Totaal 1 oktober 2022 266.369 100 € 19,6 mrd.
Volledig afgelost – 59.482 22
Uit de regeling – 53.837 20
Betaald op termijnen 115.928 44 € 7,1 mrd.
Achterstand op termijnen 37.122 14 € 2,5 mrd.
Waarvan geen betaling 8.315 € 0,3 mrd.
Totaal 29 april 2024 153.050 58 € 9,6 mrd.

Inmiddels zijn er, op peildatum 29 april 2024, nog ongeveer 153.000 ondernemers met een coronabetalingsregeling met een schuld van € 9,6 miljard.
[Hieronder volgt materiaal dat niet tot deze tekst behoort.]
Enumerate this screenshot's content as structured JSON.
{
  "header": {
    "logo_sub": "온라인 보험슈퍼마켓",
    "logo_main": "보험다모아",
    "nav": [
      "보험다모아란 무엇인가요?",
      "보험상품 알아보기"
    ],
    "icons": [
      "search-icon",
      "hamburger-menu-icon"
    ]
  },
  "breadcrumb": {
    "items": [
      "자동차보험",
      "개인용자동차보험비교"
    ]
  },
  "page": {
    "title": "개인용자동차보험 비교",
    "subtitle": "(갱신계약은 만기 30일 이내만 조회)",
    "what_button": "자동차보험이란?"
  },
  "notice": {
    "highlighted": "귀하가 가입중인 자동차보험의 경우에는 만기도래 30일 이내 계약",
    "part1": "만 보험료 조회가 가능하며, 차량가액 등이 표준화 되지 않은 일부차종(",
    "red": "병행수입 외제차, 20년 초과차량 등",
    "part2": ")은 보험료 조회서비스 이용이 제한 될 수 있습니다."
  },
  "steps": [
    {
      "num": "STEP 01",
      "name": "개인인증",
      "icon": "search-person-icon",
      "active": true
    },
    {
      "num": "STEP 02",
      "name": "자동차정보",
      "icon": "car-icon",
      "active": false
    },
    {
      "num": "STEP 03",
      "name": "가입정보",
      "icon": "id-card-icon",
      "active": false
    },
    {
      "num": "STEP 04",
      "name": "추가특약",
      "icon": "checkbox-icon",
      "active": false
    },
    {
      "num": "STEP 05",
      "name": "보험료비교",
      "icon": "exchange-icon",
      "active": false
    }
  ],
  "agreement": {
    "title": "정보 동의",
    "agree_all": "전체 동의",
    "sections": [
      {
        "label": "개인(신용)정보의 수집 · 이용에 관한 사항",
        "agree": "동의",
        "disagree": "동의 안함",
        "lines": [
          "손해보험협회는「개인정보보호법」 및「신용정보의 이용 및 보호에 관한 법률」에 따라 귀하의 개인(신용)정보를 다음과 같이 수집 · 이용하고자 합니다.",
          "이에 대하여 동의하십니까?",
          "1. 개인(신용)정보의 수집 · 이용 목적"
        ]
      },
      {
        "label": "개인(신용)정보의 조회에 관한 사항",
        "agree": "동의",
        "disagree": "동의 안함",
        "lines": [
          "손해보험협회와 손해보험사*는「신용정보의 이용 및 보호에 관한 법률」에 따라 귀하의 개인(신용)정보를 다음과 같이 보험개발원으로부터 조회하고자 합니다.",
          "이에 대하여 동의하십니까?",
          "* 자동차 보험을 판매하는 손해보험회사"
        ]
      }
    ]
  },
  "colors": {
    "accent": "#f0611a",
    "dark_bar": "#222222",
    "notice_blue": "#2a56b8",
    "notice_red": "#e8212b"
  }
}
Van de ongeveer 153.000 ondernemers met een betalingsregeling hebben er 116.000 (76%) geen betalingsachterstanden op de termijnbedragen. Ongeveer 37.000 ondernemers (24%) hebben wel betalingsachterstanden op de termijnen.

Ondanks de mogelijkheden tot versoepeling van de betalingsregeling, zoals de verlenging van de betalingstermijn en de betaalpauze, slaagt een deel van de ondernemers er niet in om aan de voorwaarden van de betalingsregeling te voldoen. Hierbij speelt mogelijk mee dat van de oorspronkelijke debiteuren in de betalingsregeling 44% al vóór de coronacrisis belastingschulden had.

Er zijn op peildatum 29 april 2024 ongeveer 8.000 ondernemers in de betalingsregeling die nog helemaal niets aan aflossing betaald hebben. Een deel van deze groep ondernemers is in gesprek met de Belastingdienst over hun schulden.

Ondernemers lopen het risico om de betalingsregeling op korte termijn kwijt te raken als zij niet voldoen aan de voorwaarden van de betalingsregeling of als zij geen hulp zoeken voor hun betalingsproblemen. De belastingschuld moet dan binnen 14 dagen volledig worden voldaan.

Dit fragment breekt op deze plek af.